In order to go ashore from Bellatrix, the Owner asked for a jet boat tender. However, to ensure the lines of the yacht were not spoiled by stowing the tender on deck, or slowed Bellatrix by needing to be towed, the designers came up with an ingenious garage door arrangement where not only does the transom open, but the counter actually lowers to allow for easy launch and retrieval of the tender. This is all done hydraulically via a hand held remote. A small hydraulic winch mounted on the bulkhead pulls the dinghy into the garage.

To give the Owner the ability to single-handedly sail Bellatrix and enjoy short-duration family cruises without professional crew, we selected an in-boom mainsail furling system and two roller-furling headsails. The mainsail can be hoisted via joystick actuation at the port helm station, as the mandrel and main halyard "line management system" winch are both hydraulically actuated. Bellatrix also has a hydraulically activated mainsheet, jibsheets and traveler. This allows the helmsman to steer the yacht and set and trim the sails from the helm stations. Bellatrix also has a radar screen and charting screen at each wheel so all the navigational functions may also be accomplished from the helm.


It is rare to get the opportunity to build a true first-class yacht for an owner whose primary concern is quality. Every piece of equipment or material in Bellatrix is the best available for its intended use. Yachts of this caliber are a source of pride to the Owner as well as to us at NEB, but construction of such a vessel is a demanding endeavor. New England Boatworks was challenged to build a light boat that was also quiet. We had to engineer systems normally found in much larger yachts into a 74-footer, and find a way to balance the space requirements of the hull structure and rig with those of the interior accommodations.

Sound deadening requires mass which equals weight. Sailing performance and the requirement that Bellatrix be lifted by cranes onto the mothership demanded a light, strong structure. To this end, we worked with SP Systems which supplied all pre-preg material and engineering for the yacht. The latest raceboat materials and process were used in building the hull structure, but in many cases these materials were covered with heavy material designed to reduce structure-borne noise and vibration.

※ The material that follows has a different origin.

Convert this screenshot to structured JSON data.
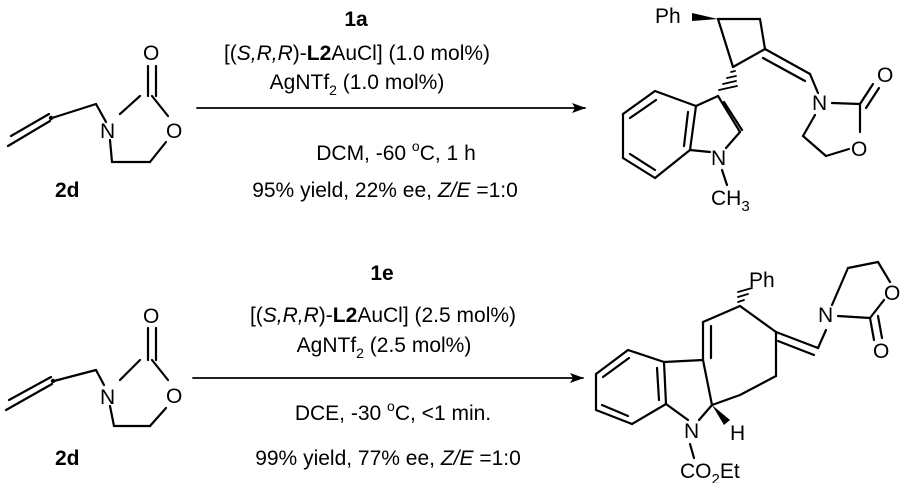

While one may question the use of lightweight materials if they are only to be made heavy, we would suggest that this requirement made high modulus materials even more important, because they still result in a stronger, stiffer yacht with more weight in the keel where it belongs.

Possibly our biggest challenge was that machinery space was at a premium. Bellatrix has transom doors, inverters, a generator, 20 hydraulic functions, a tender bay, a disappearing anchor roller, a large retracting thruster and pushbutton sailing systems normally found in yachts over 100 feet. The challenge of fitting all of this equipment plus adequate tankage in a relatively light displacement hull was a difficult one. Most of the equipment is centrally located under the main salon sole. There is scarcely 700 millimeters of vertical height in this space above the keel structure, so access is tight. We worked very hard at laying out equipment so that it would be serviceable yet compact.

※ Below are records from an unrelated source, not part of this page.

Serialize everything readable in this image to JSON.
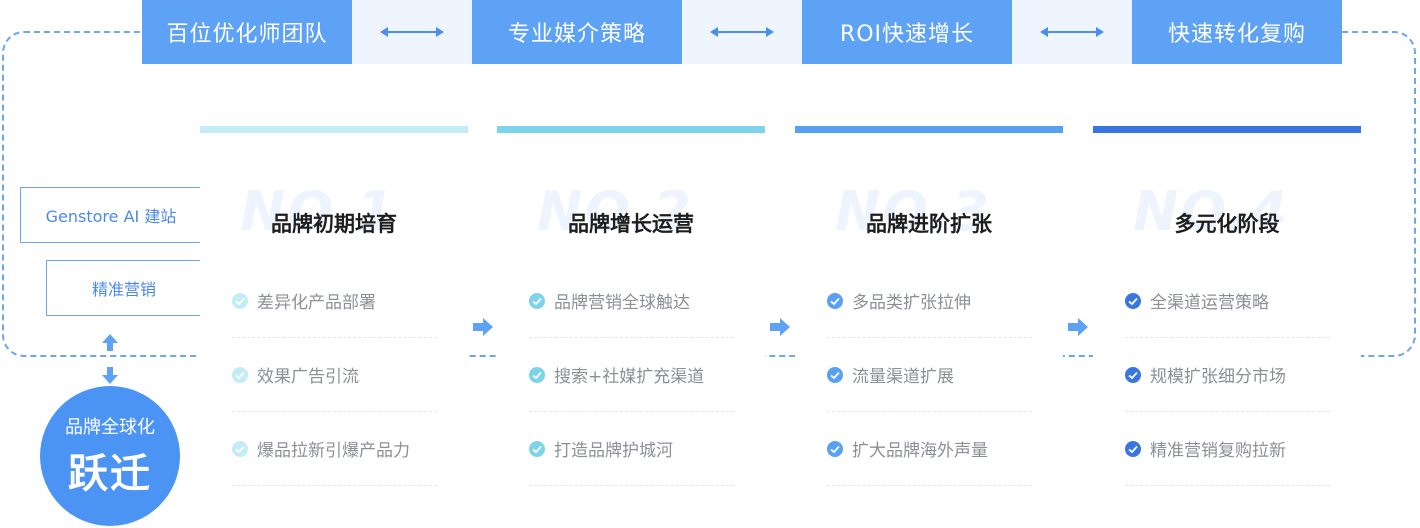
{
  "top_tabs": [
    "百位优化师团队",
    "专业媒介策略",
    "ROI快速增长",
    "快速转化复购"
  ],
  "side": {
    "box1": "Genstore AI 建站",
    "box2": "精准营销",
    "circle_line1": "品牌全球化",
    "circle_line2": "跃迁"
  },
  "columns": [
    {
      "num": "NO.1",
      "title": "品牌初期培育",
      "items": [
        "差异化产品部署",
        "效果广告引流",
        "爆品拉新引爆产品力"
      ],
      "color": "#c3ecf7"
    },
    {
      "num": "NO.2",
      "title": "品牌增长运营",
      "items": [
        "品牌营销全球触达",
        "搜索+社媒扩充渠道",
        "打造品牌护城河"
      ],
      "color": "#7dd4ea"
    },
    {
      "num": "NO.3",
      "title": "品牌进阶扩张",
      "items": [
        "多品类扩张拉伸",
        "流量渠道扩展",
        "扩大品牌海外声量"
      ],
      "color": "#5aa0f2"
    },
    {
      "num": "NO.4",
      "title": "多元化阶段",
      "items": [
        "全渠道运营策略",
        "规模扩张细分市场",
        "精准营销复购拉新"
      ],
      "color": "#3a76e0"
    }
  ],
  "colors": {
    "tab_blue": "#5ea2f5",
    "frame_dash": "#6aa8ee",
    "circle_blue": "#4c94f3",
    "text_gray": "#8c8f95"
  }
}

While the above may suggest that Bellatrix's accommodation is rather tight, the reverse is true. There are only two staterooms in the yacht, each with large comfortable heads. Indeed, one has a large bathtub. Passage forward and aft is easy and the main salon is a large, open space. Nevertheless, construction of any cruising yacht and particularly this one, involves careful integration of the structure and the accommodation. For example, the mast passes through the main salon just forward of a fully functioning wood stove. The location of the tender requires that there is no upper rudder bearing in the normal sense, and there is a large passage door 5 inches to starboard of the forward lift point attachment. There is also a hull window inches from the chainplates.

The challenge of the architect, the engineers and the builder is to balance requirements that often conflict. That all of these challenges were successfully met is what makes Bellatrix a unique sailing yacht.